Osoby niepełnosprawne z regionów dotkniętych powodzią dostaną dodatkowe świadczenie. Państwowy Fundusz Rehabilitacji ma jednak coraz mniej pieniędzy na ich wsparcie.
– Na realizację programu „Powódź 2010” wydamy około 3,5 mln zł – mówi Tomasz Leleno, rzecznik Państwowego Funduszu Rehabilitacji Osób Niepełnosprawnych (PFRON).
Wnioski o wypłatę pomocy będzie można składać w oddziałach wojewódzkich funduszu do 15 listopada tego roku (formularze są dostępne na stronie internetowej funduszu www.pfron.org.pl). Osoby zainteresowane powinny dołączyć do nich dokumenty potwierdzające poniesienie szkody, powstałe w wyniku zalania pomieszczeń mieszkalnych. Może je wydać np. wojewoda, burmistrz czy wójt.

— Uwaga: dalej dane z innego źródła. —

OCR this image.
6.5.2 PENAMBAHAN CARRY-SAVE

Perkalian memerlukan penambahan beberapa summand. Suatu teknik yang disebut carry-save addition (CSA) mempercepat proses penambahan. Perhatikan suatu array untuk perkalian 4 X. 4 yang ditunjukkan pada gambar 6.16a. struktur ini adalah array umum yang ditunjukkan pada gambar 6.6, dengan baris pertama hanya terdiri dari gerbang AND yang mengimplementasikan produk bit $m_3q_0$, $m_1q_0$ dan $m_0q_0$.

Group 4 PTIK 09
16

Fundusz ogłosił także, że do końca 2011 r. wydłużono termin realizacji programu „Komputer dla Homera”. Dotychczas z programu korzystali dorośli niepełnosprawni, którzy pracują, szukają pracy lub się uczą. Dzięki niemu otrzymują z PFRON dofinansowanie do zakupu m.in. sprzętu komputerowego. Po zmianach o pomoc taką mogą się ubiegać też niepełnoletni, niepełnosprawni uczniowie. Jej wysokość jest uzależniona od średniego dochodu na jednego członka rodziny wnioskodawcy. Maksymalnie wynosi 3951 zł w przypadku zakupu zwykłego komputera i oprogramowania, 18 438 zł w razie zakupu sprzętu specjalistycznego (dostosowanego do niepełnosprawności) lub 34 242 zł, jeśli zakupione ma być urządzenie brajlowskie.

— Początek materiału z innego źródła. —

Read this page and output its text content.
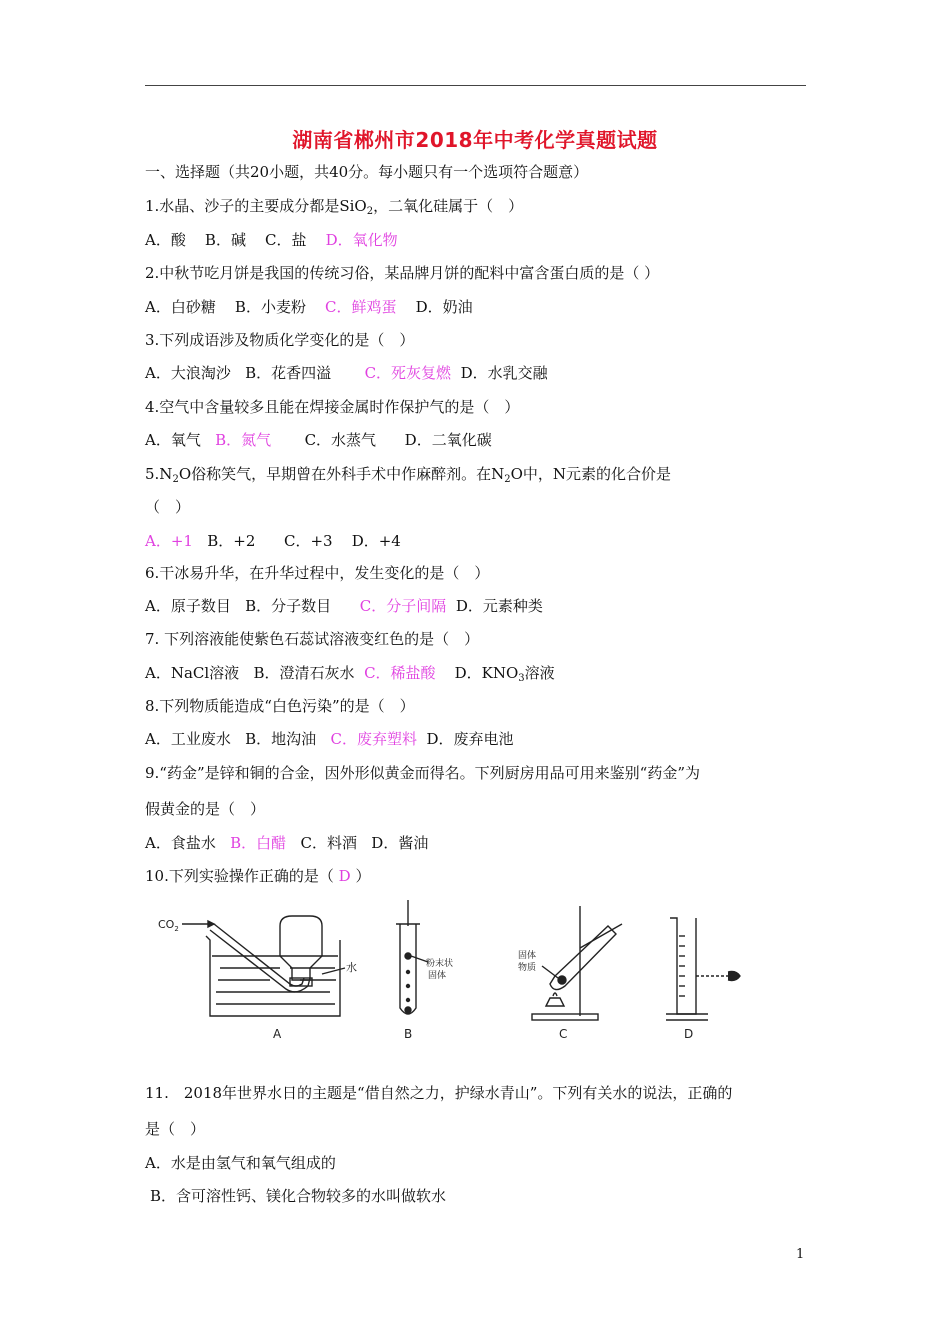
湖南省郴州市2018年中考化学真题试题
一、选择题（共20小题，共40分。每小题只有一个选项符合题意）
1.水晶、沙子的主要成分都是SiO$_2$，二氧化硅属于（　）
A．酸 B．碱 C．盐 D．氧化物
2.中秋节吃月饼是我国的传统习俗，某品牌月饼的配料中富含蛋白质的是（ ）
A．白砂糖 B．小麦粉 C．鲜鸡蛋 D．奶油
3.下列成语涉及物质化学变化的是（　）
A．大浪淘沙 B．花香四溢 C．死灰复燃 D．水乳交融
4.空气中含量较多且能在焊接金属时作保护气的是（　）
A．氧气 B．氮气 C．水蒸气 D．二氧化碳
$5.N_2O$俗称笑气，早期曾在外科手术中作麻醉剂。在$N_2O$中，N元素的化合价是
（　）
A．+1 B．+2 C．+3 D．+4
6.干冰易升华，在升华过程中，发生变化的是（　）
A．原子数目 B．分子数目 C．分子间隔 D．元素种类
7. 下列溶液能使紫色石蕊试溶液变红色的是（　）
A．NaCl溶液 B．澄清石灰水 C．稀盐酸 D．$KNO_3$溶液
8.下列物质能造成“白色污染”的是（　）
A．工业废水 B．地沟油 C．废弃塑料 D．废弃电池
9.“药金”是锌和铜的合金，因外形似黄金而得名。下列厨房用品可用来鉴别“药金”为
假黄金的是（　）
A．食盐水 B．白醋 C．料酒 D．酱油
10.下列实验操作正确的是（ D ）
$CO_2$
水
A
粉末状
固体
B
固体
物质
C	D
11.　2018年世界水日的主题是“借自然之力，护绿水青山”。下列有关水的说法，正确的
是（　）
A．水是由氢气和氧气组成的
B．含可溶性钙、镁化合物较多的水叫做软水
1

– To dobry program, bo bez znajomości obsługi komputera lub internetu trudno jest znaleźć pracę, a nawet jej szukać – mówi Małgorzata Piwowarska z fundacji Pro Equus.

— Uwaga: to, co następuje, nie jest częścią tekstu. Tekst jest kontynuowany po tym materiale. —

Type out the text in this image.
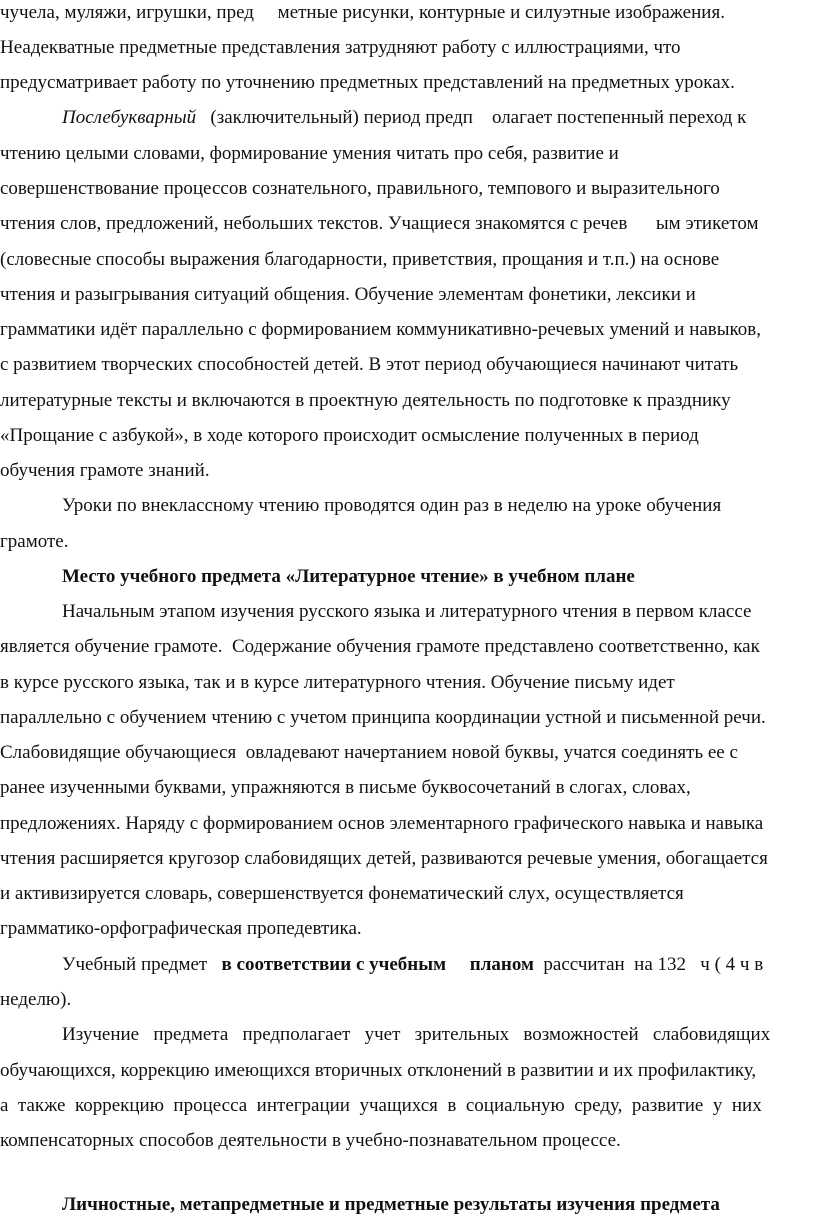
чучела, муляжи, игрушки, пред     метные рисунки, контурные и силуэтные изображения.
Неадекватные предметные представления затрудняют работу с иллюстрациями, что
предусматривает работу по уточнению предметных представлений на предметных уроках.
Послебукварный   (заключительный) период предп    олагает постепенный переход к
чтению целыми словами, формирование умения читать про себя, развитие и
совершенствование процессов сознательного, правильного, темпового и выразительного
чтения слов, предложений, небольших текстов. Учащиеся знакомятся с речев      ым этикетом
(словесные способы выражения благодарности, приветствия, прощания и т.п.) на основе
чтения и разыгрывания ситуаций общения. Обучение элементам фонетики, лексики и
грамматики идёт параллельно с формированием коммуникативно-речевых умений и навыков,
с развитием творческих способностей детей. В этот период обучающиеся начинают читать
литературные тексты и включаются в проектную деятельность по подготовке к празднику
«Прощание с азбукой», в ходе которого происходит осмысление полученных в период
обучения грамоте знаний.
Уроки по внеклассному чтению проводятся один раз в неделю на уроке обучения
грамоте.
Место учебного предмета «Литературное чтение» в учебном плане
Начальным этапом изучения русского языка и литературного чтения в первом классе
является обучение грамоте.  Содержание обучения грамоте представлено соответственно, как
в курсе русского языка, так и в курсе литературного чтения. Обучение письму идет
параллельно с обучением чтению с учетом принципа координации устной и письменной речи.
Слабовидящие обучающиеся  овладевают начертанием новой буквы, учатся соединять ее с
ранее изученными буквами, упражняются в письме буквосочетаний в слогах, словах,
предложениях. Наряду с формированием основ элементарного графического навыка и навыка
чтения расширяется кругозор слабовидящих детей, развиваются речевые умения, обогащается
и активизируется словарь, совершенствуется фонематический слух, осуществляется
грамматико-орфографическая пропедевтика.
Учебный предмет   в соответствии с учебным     планом  рассчитан  на 132   ч ( 4 ч в
неделю).
Изучение   предмета   предполагает   учет   зрительных   возможностей   слабовидящих
обучающихся, коррекцию имеющихся вторичных отклонений в развитии и их профилактику,
а  также  коррекцию  процесса  интеграции  учащихся  в  социальную  среду,  развитие  у  них
компенсаторных способов деятельности в учебно-познавательном процессе.
Личностные, метапредметные и предметные результаты изучения предмета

Choć PFRON uruchamia nowe programy służące rehabilitacji lub przedłuża czas realizacji obecnych, ma coraz większe problemy ze znalezieniem pieniędzy na ich prowadzenie. Jeszcze w 2008 r. fundusz wydał na ten cel 687,8 mln zł, a rok później już tylko 245,9 mln. W tym roku przekaże na realizację programów jeszcze mniej, bo 205,5 mln zł (według planu finansowego). Fundusz ogranicza koszty własnych projektów, bo coraz więcej środków musi przekazywać na ustawowe zadania (przede wszystkim dofinansowania do pensji niepełnosprawnych pracowników). Między innymi dlatego musiał zrezygnować z programu „Sprawny dojazd”, dzięki któremu osoby niepełnosprawne mogły otrzymywać dofinansowanie do zakupu samochodu.
Ale jak zapewnia, Tomasz Leleno, fundusz nadal będzie prowadzić obecne programy, co najwyżej trzeba będzie je modyfikować, ponieważ jest mniej pieniędzy na ten cel.